Mabel
se abrió paso, a codazos limpios, hasta lograr subir al vagón del subterráneo.
Haciendo piruetas y eludiendo el bolso de un gordo, que ocupaba casi el espacio
de dos personas, consiguió sentarse. El tren arrancó: por las ventanillas
penetraba un poco de aire, demasiado poco para ventilar el olor acre del sudor
y otras emanaciones aún menos agradables que se desprendían de ese conglomerado
de cuerpos humanos.
Cuando
llegó a su destino, tuvo que hacer un similar esfuerzo para lograr descender.

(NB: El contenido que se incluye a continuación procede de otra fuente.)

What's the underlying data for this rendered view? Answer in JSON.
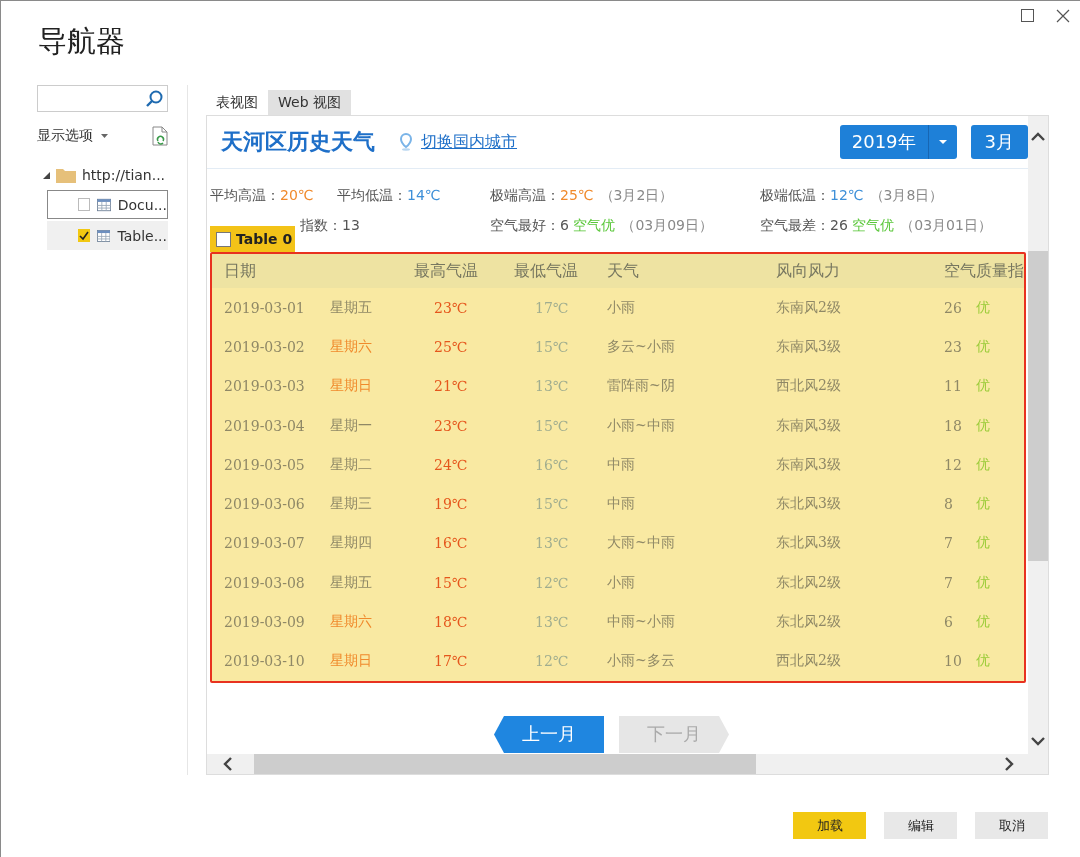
{
  "window": {
    "title": "导航器"
  },
  "sidebar": {
    "display_options": "显示选项",
    "tree": [
      {
        "label": "http://tian...",
        "expanded": true,
        "children": [
          {
            "label": "Docu...",
            "checked": false,
            "selected": false,
            "focused": true
          },
          {
            "label": "Table...",
            "checked": true,
            "selected": true,
            "focused": false
          }
        ]
      }
    ]
  },
  "tabs": [
    {
      "label": "表视图",
      "selected": false
    },
    {
      "label": "Web 视图",
      "selected": true
    }
  ],
  "web_page": {
    "title": "天河区历史天气",
    "city_link": "切换国内城市",
    "year": "2019年",
    "month": "3月",
    "stats": [
      {
        "label": "平均高温：",
        "value": "20℃",
        "color": "#f08a2c"
      },
      {
        "label": "平均低温：",
        "value": "14℃",
        "color": "#3d8fd8"
      },
      {
        "label": "极端高温：",
        "value": "25℃",
        "color": "#f08a2c",
        "note": "（3月2日）"
      },
      {
        "label": "极端低温：",
        "value": "12℃",
        "color": "#3d8fd8",
        "note": "（3月8日）"
      },
      {
        "label": "指数：",
        "value": "13",
        "color": "#555555"
      },
      {
        "label": "空气最好：",
        "value": "6",
        "color": "#555555",
        "badge": "空气优",
        "note": "（03月09日）"
      },
      {
        "label": "空气最差：",
        "value": "26",
        "color": "#555555",
        "badge": "空气优",
        "note": "（03月01日）"
      }
    ],
    "table_tag": {
      "label": "Table 0",
      "checked": false
    },
    "table": {
      "columns": [
        "日期",
        "最高气温",
        "最低气温",
        "天气",
        "风向风力",
        "空气质量指"
      ],
      "rows": [
        {
          "date": "2019-03-01",
          "weekday": "星期五",
          "weekend": false,
          "high": "23℃",
          "low": "17℃",
          "weather": "小雨",
          "wind": "东南风2级",
          "aqi": "26",
          "aqi_level": "优"
        },
        {
          "date": "2019-03-02",
          "weekday": "星期六",
          "weekend": true,
          "high": "25℃",
          "low": "15℃",
          "weather": "多云~小雨",
          "wind": "东南风3级",
          "aqi": "23",
          "aqi_level": "优"
        },
        {
          "date": "2019-03-03",
          "weekday": "星期日",
          "weekend": true,
          "high": "21℃",
          "low": "13℃",
          "weather": "雷阵雨~阴",
          "wind": "西北风2级",
          "aqi": "11",
          "aqi_level": "优"
        },
        {
          "date": "2019-03-04",
          "weekday": "星期一",
          "weekend": false,
          "high": "23℃",
          "low": "15℃",
          "weather": "小雨~中雨",
          "wind": "东南风3级",
          "aqi": "18",
          "aqi_level": "优"
        },
        {
          "date": "2019-03-05",
          "weekday": "星期二",
          "weekend": false,
          "high": "24℃",
          "low": "16℃",
          "weather": "中雨",
          "wind": "东南风3级",
          "aqi": "12",
          "aqi_level": "优"
        },
        {
          "date": "2019-03-06",
          "weekday": "星期三",
          "weekend": false,
          "high": "19℃",
          "low": "15℃",
          "weather": "中雨",
          "wind": "东北风3级",
          "aqi": "8",
          "aqi_level": "优"
        },
        {
          "date": "2019-03-07",
          "weekday": "星期四",
          "weekend": false,
          "high": "16℃",
          "low": "13℃",
          "weather": "大雨~中雨",
          "wind": "东北风3级",
          "aqi": "7",
          "aqi_level": "优"
        },
        {
          "date": "2019-03-08",
          "weekday": "星期五",
          "weekend": false,
          "high": "15℃",
          "low": "12℃",
          "weather": "小雨",
          "wind": "东北风2级",
          "aqi": "7",
          "aqi_level": "优"
        },
        {
          "date": "2019-03-09",
          "weekday": "星期六",
          "weekend": true,
          "high": "18℃",
          "low": "13℃",
          "weather": "中雨~小雨",
          "wind": "东北风2级",
          "aqi": "6",
          "aqi_level": "优"
        },
        {
          "date": "2019-03-10",
          "weekday": "星期日",
          "weekend": true,
          "high": "17℃",
          "low": "12℃",
          "weather": "小雨~多云",
          "wind": "西北风2级",
          "aqi": "10",
          "aqi_level": "优"
        }
      ]
    },
    "prev_button": {
      "label": "上一月",
      "disabled": false
    },
    "next_button": {
      "label": "下一月",
      "disabled": true
    }
  },
  "buttons": [
    {
      "label": "加载",
      "kind": "primary"
    },
    {
      "label": "编辑",
      "kind": "normal"
    },
    {
      "label": "取消",
      "kind": "normal"
    }
  ]
}
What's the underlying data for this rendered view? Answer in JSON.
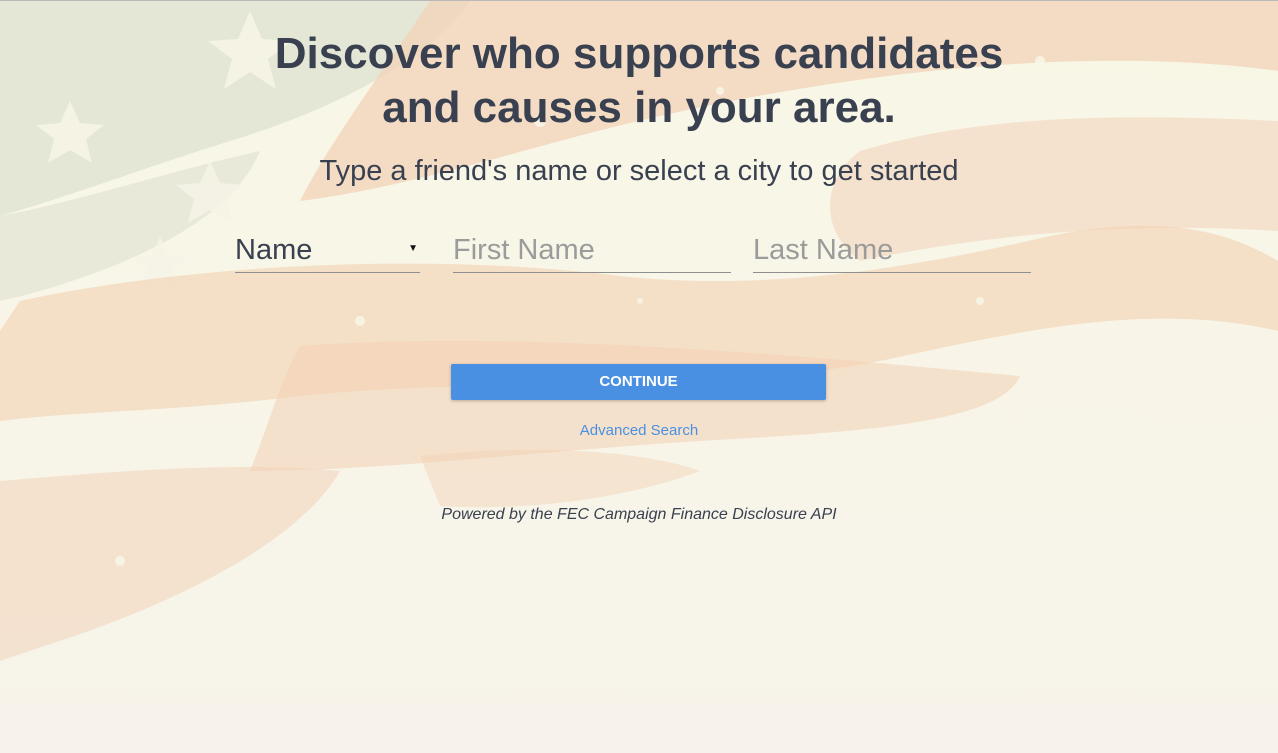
{
  "hero": {
    "headline_line1": "Discover who supports candidates",
    "headline_line2": "and causes in your area.",
    "subheadline": "Type a friend's name or select a city to get started"
  },
  "search_form": {
    "search_type": {
      "selected": "Name",
      "caret_icon": "caret-down-icon"
    },
    "first_name": {
      "value": "",
      "placeholder": "First Name"
    },
    "last_name": {
      "value": "",
      "placeholder": "Last Name"
    },
    "continue_label": "CONTINUE",
    "advanced_search_label": "Advanced Search"
  },
  "footer": {
    "powered_by": "Powered by the FEC Campaign Finance Disclosure API"
  },
  "theme": {
    "text_color": "#39404f",
    "accent_color": "#4a90e2",
    "background_color": "#f7f6e8",
    "flag_stripe_color": "#f2cdb0",
    "flag_canton_color": "#d7dccd",
    "background_icon": "american-flag-watermark"
  }
}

Por fin, la escalera mecánica la condujo hacia la salida y se encontró en la
calle, una calle atestada de transeúntes que iban y venían, caminando a ritmo
frenético. Alguna vez se habían desplazado en colectivos, automóviles, motos y
bicicletas. Pero esa época ya había pasado hacía un par de décadas; el exceso
de vehículos había terminado por causar un caos tal, que solo se pudo
solucionar permitiendo que únicamente los ciudadanos de primera categoría
circularan en sus sofisticados vehículos.
En
la esquina del que alguna vez había sido llamado Palacio de Justicia, ya se
había formado la acostumbrada fila de personas que esperaban pacientemente ser atendidas
en la Oficina Estatal de Asistencia a los Desocupados.
Durante
todo el trayecto —apenas unas cinco cuadras— Mabel fue empujada, golpeada,
pisoteada y llevada por delante, por lo menos una docena de veces. Ya en la
recepción del impoluto edificio donde trabajaba, y tras acomodarse un poco la
ropa, pasó por la arcada electrónica de ingreso, donde insertó su tarjeta
identificatoria.
La
agencia de viajes Su Nueva Oportunidad era el mejor trabajo al que podía
aspirar una ciudadana de segunda categoría como ella. Allí Mabel, junto a un
nutrido plantel de asesoras orientaba a los potenciales clientes: gente acaudalada
dispuesta a pagar una pequeña fortuna para poder viajar a una de las nueve
ciudades construidas en las plataformas satelitales que circunvalaban la
Tierra, tiñendo el cielo nocturno de extraños e incitantes colores. Se decía
que allí existían el espacio, las comodidades y el disfrute del que ya no se
podía gozar en el mundo. Los interesados, una vez prestada su conformidad con
las condiciones de la agencia de viajes, y tras abonar el precio, eran conducidos
a la sala de tele-transportación. Allí, después de acomodarlos en la cabina
donde se debía efectuar la traslación temporal de los aspirantes a colonos
espaciales, Mabel accionaba los controles y completaba la operación de transferencia,
de una manera pulcra e impecable, tal como se le había enseñado en la Escuela
de Instructores.
Sus
clientes partían con una sonrisa satisfecha: no llevaban equipaje, no era
necesario, en las ciudades satelitales encontrarían todo lo necesario. Mabel,
además, le aconsejaba a las mujeres que no llevaran sus alhajas y a los hombres
que dejaran sus relojes, el portar esos inútiles adminículos, rémora de otra
época, podía perjudicar la eficacia de la traslación. Mabel había encontrado la
manera de escamotear joyas y relojes, para luego venderlos en el mercado negro.
Esa
mañana —tras verificar que diez pulseras y treinta relojes se encontraban
perfectamente ocultos entre sus pertenencias— reflexionó que ya pronto tendría
suficiente capital como para convertirse en una ciudadana de primera categoría.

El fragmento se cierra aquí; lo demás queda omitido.